En effet, je n'avais pas pensé à tout ça. C'était pourtant certain que je n'allais pas être seule avec Aurel. Il ne m'a pas posé un rencard, mais à quoi ai-je bien pu penser ?

Je marche de la manière la plus lente possible, et trouve la moindre excuse pour retarder mon arrivée.
Oh, mon lacet est défait.
Oh, c'est quoi ce truc par terre ?
Oh, tiens, j'ai un message. Ah non, c'est une pub...

Malheureusement, je finis bel et bien par arriver devant le skate park.
Il y a une vingtaine de personnes, soit postées sur les rampes, assises, soit en train de glisser. Ils ont une petite enceinte avec de la musique. Du rap, pour être exacte.

Ok, c'est peut être encore le bon moment pour se barrer. C'était une mauvaise idée, faut que je me casse, faut que je me casse...

J'ai le temps de voir quelques mecs tourner la tête vers moi avant de moi-même tourner les talons.

- C'est qui, ça ? j'arrive à entendre au loin.

Merde, putain.

J'accélère un peu le pas, en essayant de ne pas me mettre à courir non plus. À mon plus grand désespoir, j'entends des roues se rapprocher dans mon dos.

C'est foutu.

Un garçon noir de peau arrive puis me barre le passage, sourire aux lèvres.

- T'es qui toi ? Eh les mecs, v'nez voir !

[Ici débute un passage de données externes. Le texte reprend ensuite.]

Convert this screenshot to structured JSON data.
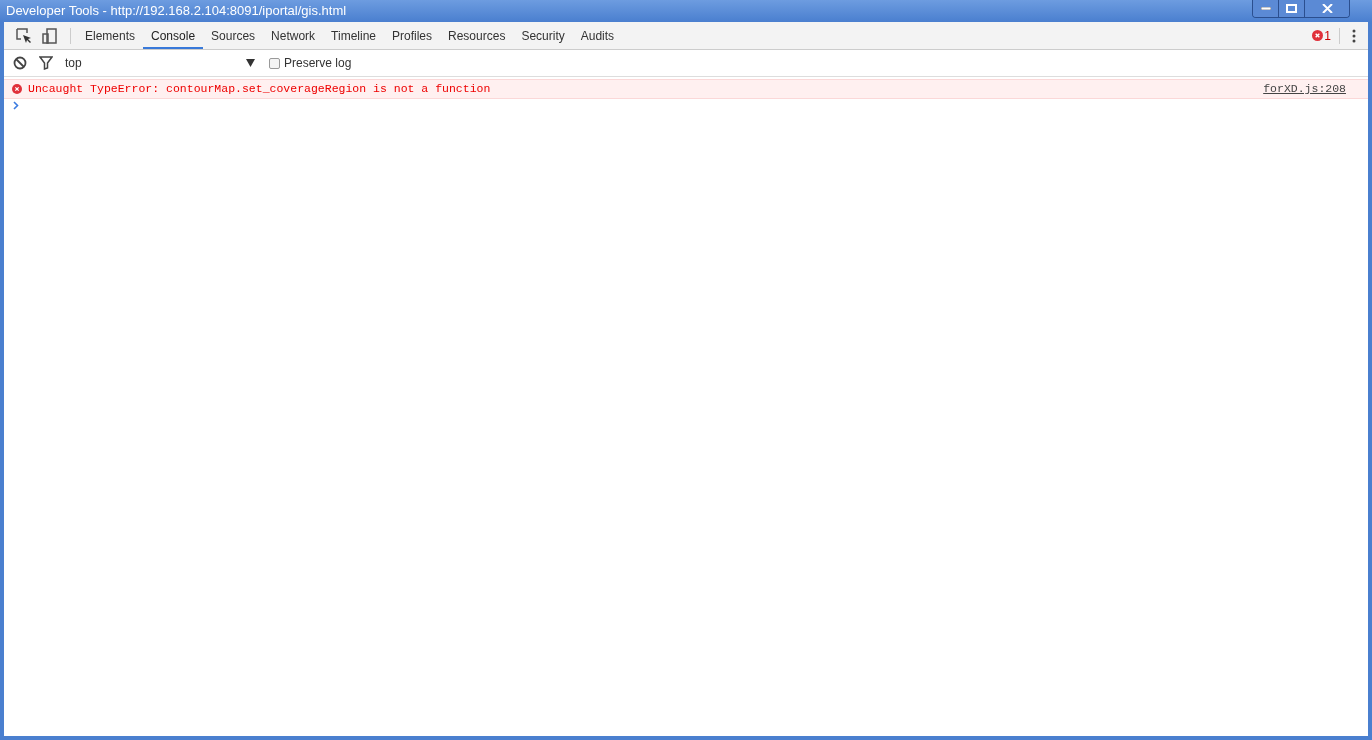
{
  "window": {
    "title": "Developer Tools - http://192.168.2.104:8091/iportal/gis.html"
  },
  "tabs": [
    {
      "label": "Elements",
      "selected": false
    },
    {
      "label": "Console",
      "selected": true
    },
    {
      "label": "Sources",
      "selected": false
    },
    {
      "label": "Network",
      "selected": false
    },
    {
      "label": "Timeline",
      "selected": false
    },
    {
      "label": "Profiles",
      "selected": false
    },
    {
      "label": "Resources",
      "selected": false
    },
    {
      "label": "Security",
      "selected": false
    },
    {
      "label": "Audits",
      "selected": false
    }
  ],
  "error_count": "1",
  "filter_bar": {
    "context": "top",
    "preserve_log": {
      "label": "Preserve log",
      "checked": false
    }
  },
  "messages": [
    {
      "kind": "error",
      "text": "Uncaught TypeError: contourMap.set_coverageRegion is not a function",
      "source": "forXD.js:208"
    }
  ]
}
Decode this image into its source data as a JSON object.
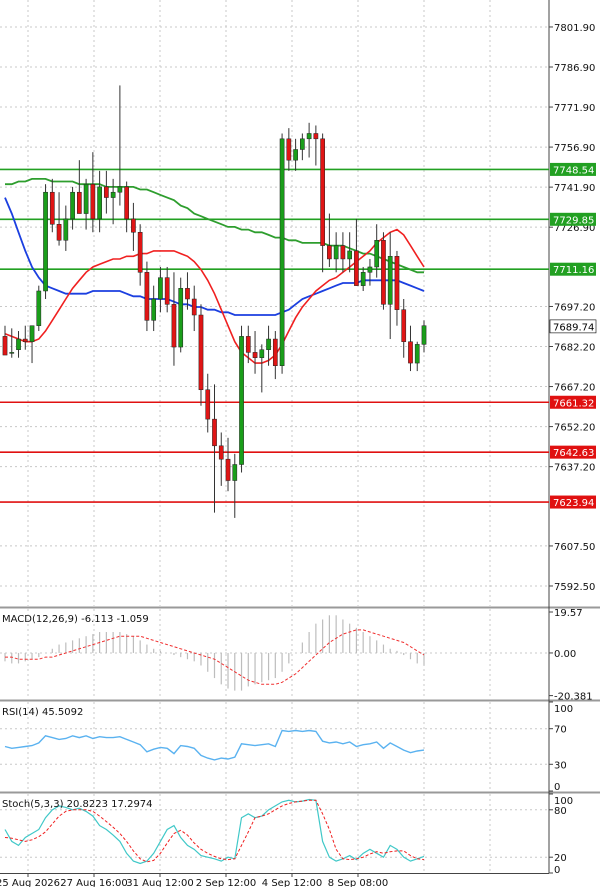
{
  "colors": {
    "up": "#1a9e1a",
    "down": "#e01515",
    "wick": "#333333",
    "ma_blue": "#1b3fe0",
    "ma_green": "#2e9e2e",
    "ma_red": "#f02020",
    "support": "#e01010",
    "resistance": "#22a022",
    "grid": "#c8c8c8",
    "macd_hist": "#bdbdbd",
    "macd_signal": "#f03030",
    "rsi": "#5ab2f0",
    "stoch_main": "#40c8c8",
    "stoch_signal": "#f02020"
  },
  "chart_data": [
    {
      "type": "candlestick",
      "panel": "price",
      "ylim": [
        7585,
        7812
      ],
      "y_ticks": [
        "7801.90",
        "7786.90",
        "7771.90",
        "7756.90",
        "7741.90",
        "7726.90",
        "7697.20",
        "7682.20",
        "7667.20",
        "7652.20",
        "7637.20",
        "7607.50",
        "7592.50"
      ],
      "last_price": "7689.74",
      "resistance_levels": [
        {
          "value": 7748.54,
          "label": "7748.54"
        },
        {
          "value": 7729.85,
          "label": "7729.85"
        },
        {
          "value": 7711.16,
          "label": "7711.16"
        }
      ],
      "support_levels": [
        {
          "value": 7661.32,
          "label": "7661.32"
        },
        {
          "value": 7642.63,
          "label": "7642.63"
        },
        {
          "value": 7623.94,
          "label": "7623.94"
        }
      ],
      "x_labels": [
        "25 Aug 2026",
        "27 Aug 16:00",
        "31 Aug 12:00",
        "2 Sep 12:00",
        "4 Sep 12:00",
        "8 Sep 08:00"
      ],
      "candles": [
        [
          7686,
          7690,
          7680,
          7679
        ],
        [
          7680,
          7689,
          7678,
          7680
        ],
        [
          7681,
          7688,
          7678,
          7685
        ],
        [
          7685,
          7690,
          7681,
          7684
        ],
        [
          7684,
          7690,
          7676,
          7690
        ],
        [
          7690,
          7705,
          7688,
          7703
        ],
        [
          7703,
          7743,
          7700,
          7740
        ],
        [
          7740,
          7745,
          7725,
          7728
        ],
        [
          7728,
          7740,
          7720,
          7722
        ],
        [
          7722,
          7735,
          7718,
          7730
        ],
        [
          7730,
          7742,
          7726,
          7740
        ],
        [
          7740,
          7752,
          7732,
          7732
        ],
        [
          7732,
          7745,
          7726,
          7743
        ],
        [
          7743,
          7755,
          7725,
          7730
        ],
        [
          7730,
          7748,
          7725,
          7742
        ],
        [
          7742,
          7748,
          7732,
          7738
        ],
        [
          7738,
          7745,
          7728,
          7740
        ],
        [
          7740,
          7780,
          7735,
          7742
        ],
        [
          7742,
          7744,
          7725,
          7730
        ],
        [
          7730,
          7736,
          7718,
          7725
        ],
        [
          7725,
          7728,
          7705,
          7710
        ],
        [
          7710,
          7714,
          7688,
          7692
        ],
        [
          7692,
          7705,
          7688,
          7700
        ],
        [
          7700,
          7712,
          7695,
          7708
        ],
        [
          7708,
          7712,
          7695,
          7698
        ],
        [
          7698,
          7710,
          7675,
          7682
        ],
        [
          7682,
          7708,
          7680,
          7704
        ],
        [
          7704,
          7710,
          7696,
          7700
        ],
        [
          7700,
          7705,
          7688,
          7694
        ],
        [
          7694,
          7698,
          7660,
          7666
        ],
        [
          7666,
          7672,
          7650,
          7655
        ],
        [
          7655,
          7668,
          7620,
          7645
        ],
        [
          7645,
          7650,
          7630,
          7640
        ],
        [
          7640,
          7648,
          7628,
          7632
        ],
        [
          7632,
          7642,
          7618,
          7638
        ],
        [
          7638,
          7690,
          7635,
          7686
        ],
        [
          7686,
          7690,
          7676,
          7680
        ],
        [
          7680,
          7688,
          7672,
          7678
        ],
        [
          7678,
          7683,
          7665,
          7681
        ],
        [
          7681,
          7690,
          7675,
          7685
        ],
        [
          7685,
          7688,
          7670,
          7675
        ],
        [
          7675,
          7762,
          7672,
          7760
        ],
        [
          7760,
          7764,
          7748,
          7752
        ],
        [
          7752,
          7760,
          7748,
          7756
        ],
        [
          7756,
          7762,
          7752,
          7760
        ],
        [
          7760,
          7766,
          7753,
          7762
        ],
        [
          7762,
          7765,
          7750,
          7760
        ],
        [
          7760,
          7762,
          7710,
          7720
        ],
        [
          7720,
          7732,
          7712,
          7715
        ],
        [
          7715,
          7725,
          7710,
          7720
        ],
        [
          7720,
          7725,
          7710,
          7715
        ],
        [
          7715,
          7725,
          7710,
          7718
        ],
        [
          7718,
          7730,
          7705,
          7705
        ],
        [
          7705,
          7712,
          7703,
          7710
        ],
        [
          7710,
          7715,
          7705,
          7712
        ],
        [
          7712,
          7728,
          7708,
          7722
        ],
        [
          7722,
          7725,
          7696,
          7698
        ],
        [
          7698,
          7725,
          7685,
          7716
        ],
        [
          7716,
          7718,
          7690,
          7696
        ],
        [
          7696,
          7700,
          7678,
          7684
        ],
        [
          7684,
          7690,
          7673,
          7676
        ],
        [
          7676,
          7684,
          7673,
          7683
        ],
        [
          7683,
          7692,
          7680,
          7690
        ]
      ],
      "ma_blue": [
        7738,
        7732,
        7725,
        7718,
        7712,
        7708,
        7705,
        7704,
        7703,
        7702,
        7702,
        7702,
        7702,
        7703,
        7703,
        7703,
        7703,
        7703,
        7702,
        7701,
        7701,
        7700,
        7700,
        7700,
        7700,
        7699,
        7698,
        7698,
        7697,
        7697,
        7696,
        7696,
        7695,
        7695,
        7694,
        7694,
        7694,
        7694,
        7694,
        7694,
        7694,
        7695,
        7696,
        7698,
        7700,
        7701,
        7702,
        7703,
        7704,
        7705,
        7706,
        7706,
        7706,
        7707,
        7707,
        7707,
        7707,
        7707,
        7707,
        7706,
        7705,
        7704,
        7703
      ],
      "ma_green": [
        7743,
        7743,
        7744,
        7744,
        7745,
        7745,
        7745,
        7744,
        7744,
        7744,
        7744,
        7743,
        7743,
        7743,
        7743,
        7742,
        7742,
        7742,
        7742,
        7742,
        7741,
        7741,
        7740,
        7739,
        7738,
        7737,
        7735,
        7734,
        7732,
        7731,
        7730,
        7729,
        7728,
        7727,
        7727,
        7726,
        7726,
        7725,
        7725,
        7724,
        7723,
        7723,
        7722,
        7722,
        7721,
        7721,
        7721,
        7721,
        7720,
        7720,
        7720,
        7719,
        7718,
        7717,
        7717,
        7716,
        7715,
        7714,
        7713,
        7712,
        7711,
        7710,
        7710
      ],
      "ma_red": [
        7687,
        7686,
        7685,
        7684,
        7684,
        7685,
        7688,
        7692,
        7696,
        7700,
        7704,
        7707,
        7710,
        7712,
        7713,
        7714,
        7715,
        7715,
        7716,
        7716,
        7717,
        7717,
        7718,
        7718,
        7718,
        7718,
        7717,
        7716,
        7714,
        7711,
        7707,
        7702,
        7696,
        7690,
        7684,
        7680,
        7678,
        7676,
        7676,
        7677,
        7679,
        7683,
        7688,
        7693,
        7697,
        7700,
        7703,
        7705,
        7707,
        7708,
        7710,
        7712,
        7714,
        7716,
        7718,
        7721,
        7723,
        7725,
        7726,
        7724,
        7720,
        7716,
        7712
      ]
    },
    {
      "type": "bar",
      "panel": "macd",
      "label": "MACD(12,26,9) -6.113 -1.059",
      "ylim": [
        -22,
        21
      ],
      "y_ticks": [
        "19.57",
        "0.00",
        "-20.381"
      ],
      "histogram": [
        -4,
        -5,
        -5,
        -4,
        -3,
        -2,
        0,
        2,
        4,
        5,
        6,
        7,
        8,
        9,
        10,
        10,
        10,
        10,
        9,
        8,
        6,
        4,
        2,
        1,
        0,
        -1,
        -2,
        -3,
        -4,
        -6,
        -9,
        -12,
        -15,
        -17,
        -18,
        -18,
        -16,
        -15,
        -14,
        -13,
        -12,
        -9,
        -5,
        0,
        5,
        10,
        14,
        16,
        18,
        18,
        16,
        14,
        12,
        10,
        8,
        6,
        4,
        2,
        1,
        -1,
        -3,
        -5,
        -6
      ],
      "signal": [
        -2,
        -2,
        -3,
        -3,
        -3,
        -3,
        -2,
        -2,
        -1,
        0,
        1,
        2,
        3,
        4,
        5,
        6,
        7,
        8,
        8,
        8,
        8,
        7,
        6,
        5,
        4,
        3,
        2,
        1,
        0,
        -1,
        -2,
        -3,
        -5,
        -7,
        -9,
        -11,
        -13,
        -14,
        -15,
        -15,
        -15,
        -14,
        -12,
        -10,
        -7,
        -4,
        -1,
        2,
        5,
        7,
        9,
        10,
        11,
        11,
        10,
        9,
        8,
        7,
        6,
        5,
        3,
        1,
        -1
      ]
    },
    {
      "type": "line",
      "panel": "rsi",
      "label": "RSI(14) 45.5092",
      "ylim": [
        0,
        100
      ],
      "y_ticks": [
        "100",
        "70",
        "30",
        "0"
      ],
      "series": [
        {
          "values": [
            50,
            48,
            49,
            50,
            51,
            54,
            62,
            60,
            58,
            59,
            62,
            60,
            62,
            59,
            61,
            60,
            60,
            61,
            58,
            55,
            52,
            44,
            47,
            49,
            48,
            42,
            51,
            50,
            48,
            40,
            37,
            35,
            37,
            36,
            38,
            53,
            52,
            51,
            52,
            53,
            50,
            68,
            67,
            68,
            67,
            68,
            67,
            56,
            54,
            55,
            53,
            55,
            50,
            52,
            53,
            55,
            48,
            54,
            50,
            46,
            43,
            45,
            46
          ]
        }
      ]
    },
    {
      "type": "line",
      "panel": "stochastic",
      "label": "Stoch(5,3,3) 20.8223 17.2974",
      "ylim": [
        0,
        100
      ],
      "y_ticks": [
        "100",
        "80",
        "20",
        "0"
      ],
      "series": [
        {
          "values": [
            55,
            40,
            35,
            45,
            50,
            55,
            70,
            80,
            85,
            83,
            80,
            82,
            78,
            72,
            60,
            55,
            48,
            40,
            25,
            15,
            12,
            15,
            25,
            40,
            55,
            60,
            45,
            35,
            30,
            22,
            20,
            18,
            15,
            20,
            18,
            70,
            75,
            70,
            72,
            80,
            85,
            90,
            92,
            90,
            91,
            93,
            92,
            40,
            20,
            15,
            18,
            22,
            17,
            25,
            30,
            25,
            20,
            35,
            30,
            20,
            15,
            18,
            21
          ]
        },
        {
          "values": [
            45,
            44,
            42,
            40,
            42,
            46,
            52,
            62,
            72,
            78,
            80,
            80,
            80,
            78,
            72,
            65,
            58,
            50,
            40,
            28,
            18,
            14,
            16,
            25,
            38,
            50,
            54,
            48,
            38,
            30,
            25,
            21,
            18,
            17,
            18,
            35,
            52,
            70,
            72,
            75,
            80,
            85,
            88,
            90,
            91,
            92,
            92,
            75,
            55,
            30,
            18,
            17,
            18,
            20,
            24,
            27,
            25,
            27,
            28,
            28,
            22,
            18,
            17
          ]
        }
      ]
    }
  ]
}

J'entends derrière moi des roues se rapprocher. Quelques gars inconnus m'entourent. Je ne peux pas m'en aller car ils me barrent tous la route. Mes jambes se mettent à trembler. J'ai peur, j'ai même très peur à ce moment-là.

- Elle a pas l'air dangereuse, dit quelqu'un à ma gauche, avant de rire.

Je baisse immédiatement les yeux. Je me sens mal à l'aise, et je n'arrive pas à formuler une phrase correcte dans mon esprit. Mon cœur bat la chamade.

- Ta gueule, tu lui fais peur. Tu cherches quoi ici ? demande celui du début. T'as désobéis à papa et maman pour faire la rebelle ?

Il dit ça avec humour, je le sens bien, mais je n'arrive toujours pas à répondre. Je me contente de garder le regard rivé sur le sol, en attendant peut-être qu'ils se lassent et qu'ils me laissent tranquille. Je suis beaucoup trop intimidée pour pas grand chose.

- Attends, elle, elle va plaire à Clem. Les toutes timides, c'est son truc. Clem ! Ramène-toi mec, y'a une proie facile là ! lance alors un gars qui était pourtant en retrait jusqu'à présent.

Je me sens un peu humiliée.
Le mec qui vient de parler s'approche et met une main derrière mon dos pour m'avancer vers le skate park.
Le cercle de gars s'ouvre, et j'ose lever les yeux pour apercevoir avec surprise Aurel s'approcher en marchant d'un pas décidé. Quand il est suffisamment proche, le mec à côté de moi s'adresse de nouveau à lui.

- Il est où Clem ? On a une demoiselle à lui présenter.

- Putain, mais qu'est-c'que tu fous ? lui répond Aurel.

- Quoi ? C'est elle qu'est venue ici.

- Mais bouge tes mains toi, c'est moi qui lui ai dit de venir. Allez, barrez-vous de là.

Le mec me lâche enfin, mais ne s'éloigne pas pour autant.

- Genre, mec, TOI tu baises des gentilles filles maintenant ? Putain, t'as changé.

- Ta gueule, mec. Arrête de raconter de la merde.

Le gars se met à rire et s'éloigne.

- Ok, tranquille, on rigole.

La reste de la clique commence à s'éloigner. Le premier gars, celui qui avait fait de l'humour, se penche un peu vers moi.

- Désolé pour la frayeur ! il lâche chaleureusement.

Puis il s'en va aussi.
Mon cœur est encore en train de battre à 100 à l'heure et refuse de se calmer.

- Ouais, désolé pour l'accueil, lâche Aurel. Ils sont pas méchants, t'inquiète, le gars qui avait sa main dans ton dos c'est même pas vraiment mon pote. Toi aussi, j'te dis de pas être en retard, t'arrives une heure et demie après.

Je parviens, sans savoir comment, à formuler une réponse assez claire.

- J'ai eu... un petit imprévu.

- J'pensais pas que t'allais venir, pour être honnête. Tu me surprends sur ce coup-là.

Je replace une mèche derrière mon oreille.
Je pensais pas non plus que j'allais venir.

- Bon, viens, dit-il en se dirigeant vers le skate park.

Je prends une grande inspiration, et le suis.